Mardi de la 17ème semaine du Temps Ordinaire

Job 31, 1-23+35-37

Le langage de la prière

Walter Vogels

Job, l’homme qui a bien parlé de Dieu, p. 196s

          Dans le premier cycle de discours, Job s’adresse directement à Dieu, à l’intérieur de chacune de ses réponses à ses amis. La prière de Job joue un rôle très important dans ce cycle, mais Dieu ne répond pas. Sa prière devient beaucoup plus brève dans le second cycle de discours, limitée à sa réponse à Eliphaz, quelques versets dans lesquels Job s’adresse à Dieu en le tutoyant. Dans le troisième cycle, il n’y a plus aucune trace de prière. Une dernière fois, comme dans un ultime espoir, Job s’adresse encore à Dieu dans le monologue final, juste avant de passer à son serment d’innocence.

          Ses prières ne sont pas des hymnes de louange, ni des prières d’action de grâces, mais des lamentations. Job supplie Dieu, il accuse Dieu, et il cite Dieu en procès pour qu’il lui donne une réponse et des explications. Mais peu importe le contenu de la prière de Job, il dit toujours ce qu’il porte profondément dans son cœur : Je ne briderai plus ma bouche, je parlerai dans l’angoisse de mon esprit, je me plaindrai dans l’amertume de mon cœur. La prière de Job est un cri de souffrance, parfois plein d’amertume et de mots violents. Pourtant, Job n’a jamais maudit Dieu. Le satan n’a toujours pas gagné son pari.

          A plusieurs autres endroits, même si Job ne s’adresse pas directement à Dieu à la deuxième personne, il montre qu’il veut garder contact avec Dieu et qu’il continue à en appeler à Dieu. Ceci ressort clairement de ses expressions d’espoir. Son serment d’innocence est une autre façon de forcer Dieu à agir.
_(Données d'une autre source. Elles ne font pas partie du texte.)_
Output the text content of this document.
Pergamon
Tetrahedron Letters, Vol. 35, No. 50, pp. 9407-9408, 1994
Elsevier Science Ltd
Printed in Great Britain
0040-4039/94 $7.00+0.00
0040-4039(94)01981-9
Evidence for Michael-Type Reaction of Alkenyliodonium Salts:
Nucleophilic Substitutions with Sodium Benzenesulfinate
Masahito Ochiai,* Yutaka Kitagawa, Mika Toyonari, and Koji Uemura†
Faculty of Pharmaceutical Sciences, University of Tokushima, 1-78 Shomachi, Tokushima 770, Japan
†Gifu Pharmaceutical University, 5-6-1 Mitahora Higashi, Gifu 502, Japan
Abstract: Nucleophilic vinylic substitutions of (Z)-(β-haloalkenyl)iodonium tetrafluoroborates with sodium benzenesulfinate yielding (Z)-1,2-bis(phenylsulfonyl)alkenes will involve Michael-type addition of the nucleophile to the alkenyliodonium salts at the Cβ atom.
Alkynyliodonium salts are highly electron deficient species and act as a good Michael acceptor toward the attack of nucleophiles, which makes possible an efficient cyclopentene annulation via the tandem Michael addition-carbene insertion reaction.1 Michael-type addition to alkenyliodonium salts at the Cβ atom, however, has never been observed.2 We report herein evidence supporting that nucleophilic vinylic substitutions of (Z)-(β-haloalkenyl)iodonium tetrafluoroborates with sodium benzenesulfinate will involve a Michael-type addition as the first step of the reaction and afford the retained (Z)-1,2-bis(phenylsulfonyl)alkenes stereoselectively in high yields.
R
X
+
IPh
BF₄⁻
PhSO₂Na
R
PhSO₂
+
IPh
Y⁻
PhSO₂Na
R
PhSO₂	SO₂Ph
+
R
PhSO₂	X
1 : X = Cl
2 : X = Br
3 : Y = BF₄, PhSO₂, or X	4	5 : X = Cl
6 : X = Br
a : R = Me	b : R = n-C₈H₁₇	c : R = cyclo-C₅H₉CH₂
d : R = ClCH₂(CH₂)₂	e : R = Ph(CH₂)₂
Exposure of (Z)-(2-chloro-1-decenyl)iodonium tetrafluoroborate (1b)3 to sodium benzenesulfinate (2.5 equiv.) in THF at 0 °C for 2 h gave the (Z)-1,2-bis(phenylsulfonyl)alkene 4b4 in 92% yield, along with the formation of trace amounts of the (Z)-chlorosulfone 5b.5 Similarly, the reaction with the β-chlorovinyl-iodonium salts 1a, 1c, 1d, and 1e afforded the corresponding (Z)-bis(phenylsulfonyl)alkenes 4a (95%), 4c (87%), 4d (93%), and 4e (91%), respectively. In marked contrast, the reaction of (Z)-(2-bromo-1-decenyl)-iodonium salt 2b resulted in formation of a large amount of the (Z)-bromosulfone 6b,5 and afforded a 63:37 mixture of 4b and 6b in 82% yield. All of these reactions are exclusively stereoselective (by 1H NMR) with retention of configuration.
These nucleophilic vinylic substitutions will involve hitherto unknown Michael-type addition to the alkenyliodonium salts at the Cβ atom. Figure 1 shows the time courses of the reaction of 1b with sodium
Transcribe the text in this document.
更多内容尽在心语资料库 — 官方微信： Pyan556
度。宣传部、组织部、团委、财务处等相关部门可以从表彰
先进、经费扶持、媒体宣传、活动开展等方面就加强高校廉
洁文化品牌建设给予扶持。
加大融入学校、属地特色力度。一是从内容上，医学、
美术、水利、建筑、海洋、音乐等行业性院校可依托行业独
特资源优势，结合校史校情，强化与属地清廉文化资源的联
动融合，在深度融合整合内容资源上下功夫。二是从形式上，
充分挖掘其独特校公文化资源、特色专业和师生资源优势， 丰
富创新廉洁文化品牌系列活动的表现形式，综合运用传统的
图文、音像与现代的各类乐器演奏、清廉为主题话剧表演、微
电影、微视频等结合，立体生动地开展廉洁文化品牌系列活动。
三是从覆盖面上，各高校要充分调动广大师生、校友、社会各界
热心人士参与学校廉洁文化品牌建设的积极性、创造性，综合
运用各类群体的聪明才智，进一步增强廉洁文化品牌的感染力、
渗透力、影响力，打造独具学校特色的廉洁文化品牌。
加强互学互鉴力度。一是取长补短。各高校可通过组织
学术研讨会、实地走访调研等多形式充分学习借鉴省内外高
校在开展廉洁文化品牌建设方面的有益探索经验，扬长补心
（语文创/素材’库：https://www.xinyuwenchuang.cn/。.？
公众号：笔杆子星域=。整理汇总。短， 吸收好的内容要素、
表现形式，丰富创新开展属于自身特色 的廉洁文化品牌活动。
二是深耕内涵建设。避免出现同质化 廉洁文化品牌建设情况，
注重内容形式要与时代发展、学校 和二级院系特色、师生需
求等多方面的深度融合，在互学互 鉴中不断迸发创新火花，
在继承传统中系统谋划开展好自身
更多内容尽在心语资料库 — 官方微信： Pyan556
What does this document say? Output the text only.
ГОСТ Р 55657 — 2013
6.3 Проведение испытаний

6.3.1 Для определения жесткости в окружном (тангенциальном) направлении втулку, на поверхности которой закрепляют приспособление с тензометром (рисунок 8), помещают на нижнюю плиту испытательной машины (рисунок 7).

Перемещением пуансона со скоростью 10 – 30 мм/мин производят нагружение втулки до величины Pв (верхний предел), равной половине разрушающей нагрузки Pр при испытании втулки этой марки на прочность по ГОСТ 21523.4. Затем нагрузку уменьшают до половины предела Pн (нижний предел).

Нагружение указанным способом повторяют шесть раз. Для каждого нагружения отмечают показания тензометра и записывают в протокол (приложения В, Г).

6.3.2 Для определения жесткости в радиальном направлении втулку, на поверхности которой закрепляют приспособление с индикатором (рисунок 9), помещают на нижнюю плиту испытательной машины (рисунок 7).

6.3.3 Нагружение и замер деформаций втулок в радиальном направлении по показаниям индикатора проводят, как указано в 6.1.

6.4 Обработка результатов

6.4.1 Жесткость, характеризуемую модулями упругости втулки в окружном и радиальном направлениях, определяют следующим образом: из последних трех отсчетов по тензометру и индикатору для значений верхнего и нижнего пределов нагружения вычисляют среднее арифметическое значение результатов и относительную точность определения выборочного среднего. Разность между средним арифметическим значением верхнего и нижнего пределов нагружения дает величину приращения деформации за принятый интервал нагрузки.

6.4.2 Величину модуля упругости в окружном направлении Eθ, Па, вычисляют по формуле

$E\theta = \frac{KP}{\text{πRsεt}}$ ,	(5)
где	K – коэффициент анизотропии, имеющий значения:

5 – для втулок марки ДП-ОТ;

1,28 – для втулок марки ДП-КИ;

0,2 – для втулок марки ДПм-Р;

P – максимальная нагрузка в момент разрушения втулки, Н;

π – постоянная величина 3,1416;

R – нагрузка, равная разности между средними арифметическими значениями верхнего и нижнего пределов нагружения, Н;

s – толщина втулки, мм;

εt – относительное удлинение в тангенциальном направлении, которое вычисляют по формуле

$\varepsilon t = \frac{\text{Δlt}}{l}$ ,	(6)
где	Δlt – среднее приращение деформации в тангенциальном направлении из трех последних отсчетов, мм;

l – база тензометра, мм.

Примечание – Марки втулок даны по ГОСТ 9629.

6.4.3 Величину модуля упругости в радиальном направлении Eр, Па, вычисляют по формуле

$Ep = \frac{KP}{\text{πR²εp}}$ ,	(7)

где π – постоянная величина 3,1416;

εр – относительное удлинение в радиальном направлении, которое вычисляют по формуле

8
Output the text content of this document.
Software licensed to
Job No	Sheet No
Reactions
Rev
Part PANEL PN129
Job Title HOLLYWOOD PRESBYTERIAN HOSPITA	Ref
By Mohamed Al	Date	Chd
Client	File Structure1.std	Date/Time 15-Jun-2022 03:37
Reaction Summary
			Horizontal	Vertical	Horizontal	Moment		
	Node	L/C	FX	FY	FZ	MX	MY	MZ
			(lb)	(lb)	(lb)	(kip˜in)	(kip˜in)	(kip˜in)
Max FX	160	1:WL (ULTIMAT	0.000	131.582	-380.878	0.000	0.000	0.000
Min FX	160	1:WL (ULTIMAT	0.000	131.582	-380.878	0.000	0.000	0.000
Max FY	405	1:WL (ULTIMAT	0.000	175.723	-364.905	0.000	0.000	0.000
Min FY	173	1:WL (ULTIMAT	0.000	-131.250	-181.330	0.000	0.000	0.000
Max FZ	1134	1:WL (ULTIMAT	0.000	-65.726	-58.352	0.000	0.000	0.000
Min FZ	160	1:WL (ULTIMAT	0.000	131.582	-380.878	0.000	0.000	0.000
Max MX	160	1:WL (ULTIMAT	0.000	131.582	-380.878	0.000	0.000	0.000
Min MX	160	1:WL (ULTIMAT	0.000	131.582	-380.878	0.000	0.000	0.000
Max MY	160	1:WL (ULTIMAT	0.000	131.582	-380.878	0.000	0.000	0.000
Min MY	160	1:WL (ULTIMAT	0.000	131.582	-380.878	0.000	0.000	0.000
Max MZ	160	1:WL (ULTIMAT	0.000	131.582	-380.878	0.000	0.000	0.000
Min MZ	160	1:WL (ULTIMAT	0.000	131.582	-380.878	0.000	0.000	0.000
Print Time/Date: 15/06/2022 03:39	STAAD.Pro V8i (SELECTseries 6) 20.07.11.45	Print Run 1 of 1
          Job a parlé le langage de la foi populaire, du silence, du doute, de la théologie, enfin de la prière. Mais la prière n’est pas devenue un vrai dialogue. Job a parlé à Dieu, mais Dieu garde le silence. Job ne sait plus quoi faire : Voilà mon dernier mot ! Au Puissant de me répondre ! Job aspire à entendre le langage divin, la parole de Dieu. Il ne le demande plus directement à Dieu, il s’exprime à la troisième personne. Dieu n’a pas encore répondu. Il y a peut-être quelqu’un d’autre qui peut parler ce langage divin. Le texte se conclut ainsi : Fin des paroles de Job. En effet, comme on le verra, Job ne prend plus souvent la parole dans le reste du livre.